Valeri Astanoff wrote:
The same subject on comp.soft-sys.math.mathematica ten years ago :

Mathematica rather consistently works with row vectors rather than
column vectors. For example, Eigenvectors also returns row vectors.
I cannot comment on the design reasons for that. Of course there's a
dissonance with what's commonly done in many math books, but think of
how much screen space vectors would take if they always were formed
into vertical columns.

Of course, there is really no such thing as a row vector or a column
vector in Mathematica -- just lists. A simple list of scalars has an
interpretation as a row vector and, of course, displays horizontally
by default.

[...]


I would like to add a small correction to this. Mathematica can deal with 1, 2, 3, etc. dimensional tensors. For a 1D vector it does not make sense to ask whether it is a row vector or column vector. You can only have 1*n (row) or n*1 (column) *matrices*, but not vectors.

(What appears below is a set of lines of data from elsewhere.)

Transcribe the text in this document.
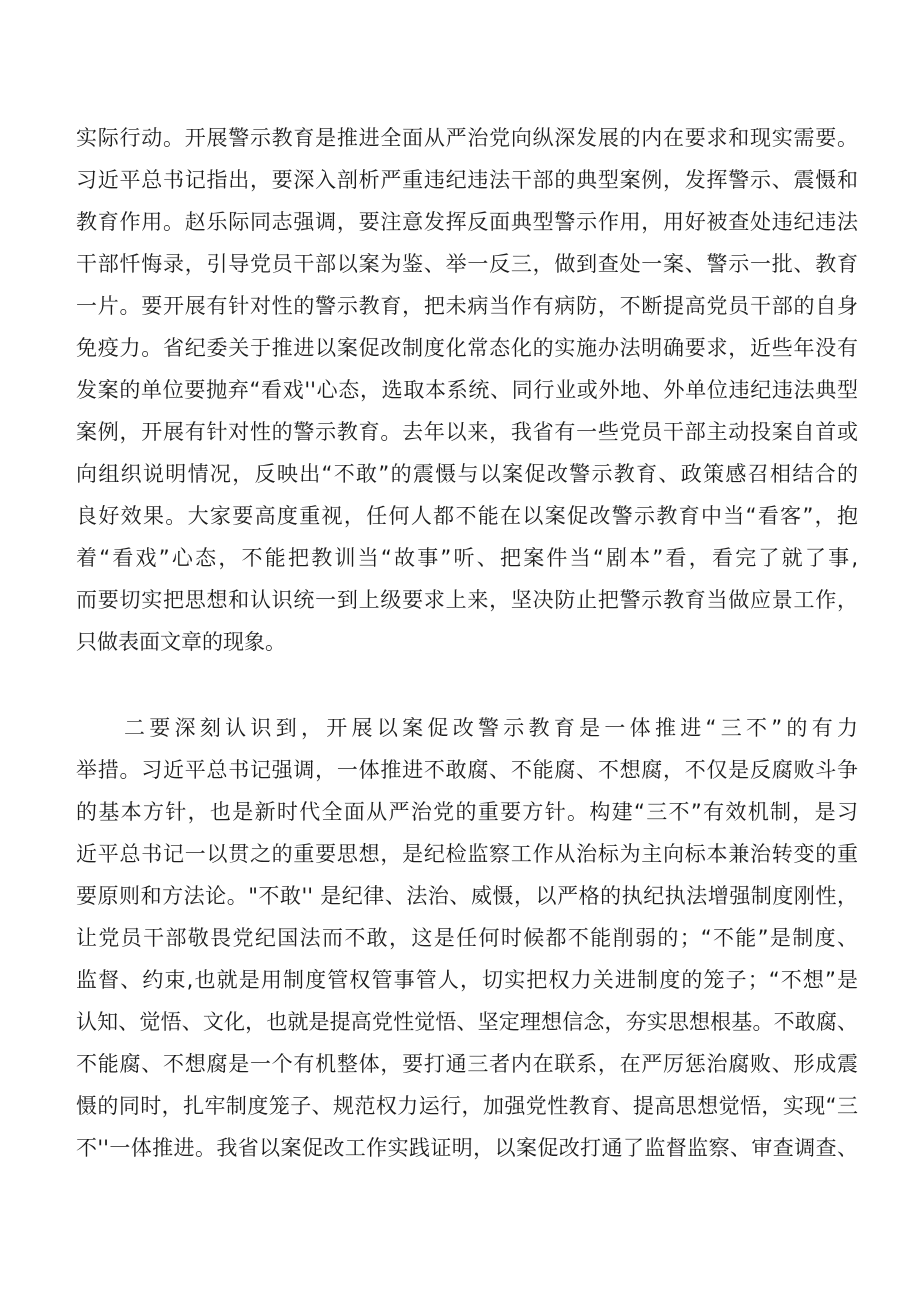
实际行动。开展警示教育是推进全面从严治党向纵深发展的内在要求和现实需要。
习近平总书记指出，要深入剖析严重违纪违法干部的典型案例，发挥警示、震慑和
教育作用。赵乐际同志强调，要注意发挥反面典型警示作用，用好被查处违纪违法
干部忏悔录，引导党员干部以案为鉴、举一反三，做到查处一案、警示一批、教育
一片。要开展有针对性的警示教育，把未病当作有病防，不断提高党员干部的自身
免疫力。省纪委关于推进以案促改制度化常态化的实施办法明确要求，近些年没有
发案的单位要抛弃“看戏''心态，选取本系统、同行业或外地、外单位违纪违法典型
案例，开展有针对性的警示教育。去年以来，我省有一些党员干部主动投案自首或
向组织说明情况，反映出“不敢”的震慑与以案促改警示教育、政策感召相结合的
良好效果。大家要高度重视，任何人都不能在以案促改警示教育中当“看客”，抱
着“看戏”心态，不能把教训当“故事”听、把案件当“剧本”看，看完了就了事,
而要切实把思想和认识统一到上级要求上来，坚决防止把警示教育当做应景工作，
只做表面文章的现象。
二要深刻认识到，开展以案促改警示教育是一体推进“三不”的有力
举措。习近平总书记强调，一体推进不敢腐、不能腐、不想腐，不仅是反腐败斗争
的基本方针，也是新时代全面从严治党的重要方针。构建“三不”有效机制，是习
近平总书记一以贯之的重要思想，是纪检监察工作从治标为主向标本兼治转变的重
要原则和方法论。"不敢'' 是纪律、法治、威慑，以严格的执纪执法增强制度刚性，
让党员干部敬畏党纪国法而不敢，这是任何时候都不能削弱的；“不能”是制度、
监督、约束,也就是用制度管权管事管人，切实把权力关进制度的笼子；“不想”是
认知、觉悟、文化，也就是提高党性觉悟、坚定理想信念，夯实思想根基。不敢腐、
不能腐、不想腐是一个有机整体，要打通三者内在联系，在严厉惩治腐败、形成震
慑的同时，扎牢制度笼子、规范权力运行，加强党性教育、提高思想觉悟，实现“三
不''一体推进。我省以案促改工作实践证明，以案促改打通了监督监察、审查调查、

A non-nested List is interpreted as a 1D vector. A 2D matrix can be multiplied by a vector both from the left or from the right, and the result is a 1D vector. The MatrixForm formatting function displays a non-nested List as a column. Matrices are represented as the List of their row-vectors, and MatrixForm formats them accordingly.

The following series of calculations illustrate this:
In[1]:=
mat={{a,b},{c,d}}

Out[1]=
{{a, b}, {c, d}}

In[2]:=
mat//MatrixForm

Out[2]//MatrixForm=
a b

c d

In[3]:=
vec={x,y}

Out[3]=
{x, y}

In[4]:=
vec//MatrixForm

Out[4]//MatrixForm=
x

y

In[5]:=
mat.vec

Out[5]=
{a x + b y, c x + d y}

In[6]:=
%//MatrixForm

Out[6]//MatrixForm=
a x + b y

c x + d y

In[7]:=
vec.mat

Out[7]=
{a x + c y, b x + d y}
.